For all of our grungy music, MTV beliefs, and rebellious attitudes as teenagers, our generation as adults is more thoughtful and dedicated to forging successful and life long relationships.  We're more committed to stability in all aspects of our life and I think that it can only mean good things for the future of relationships.  Rock on, Gen Xers, rock on.



*  Although different bodies of research will give widely different dates of births for Generation X individuals, it is generally accepted that the range is somewhere between 1961 and 1981.  I, being born in early 1981, definitely identify more with the characteristics of late Gen Xers over the characteristics of early Millennials but remember and was impacted more by the defining moments of the Millennial generation, since I wasn't around for most of the defining moments of Generation X.   

Individuals who were born around this same time period - basically who grew up during the 80's and were teenagers in the 90's - and who straddle the two generations are best described by the characteristics of the XY Cusp which is not a generation in itself but combines what I described above. 
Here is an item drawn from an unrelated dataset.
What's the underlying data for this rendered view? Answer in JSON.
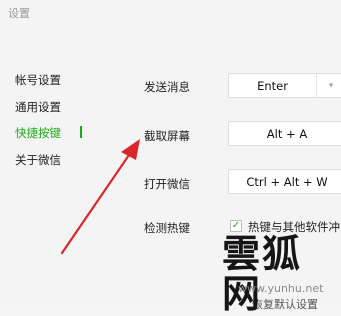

If you have no idea what I'm talking about, click on the link above to read more about Generation X and definitely google "Millennials," "XY Cusp," or "MTV Generation" to read more about this fascinating body of research that I find to be ridiculously accurate.

1 comments:

Melissa said...

i have to disagree with you about some of this. i am so against living together before marriage & there is a high divorce rate for those who do. I'm happy you & your guy have an awesome marriage, though. That is great! But i think that the right length of a relationship pre-engagement/marriage is based on that individual couple's needs/desires.

I didn't live w/ or have sex w/ my husband before marriage & i am so glad we waited until that day. We have a GREAT marriage & there has not been ANY struggling to get used to living together or to accept each others imperfections. Maybe part of it is that we waited till later in life (30 & 33 when we married). But it has been nothing but joy!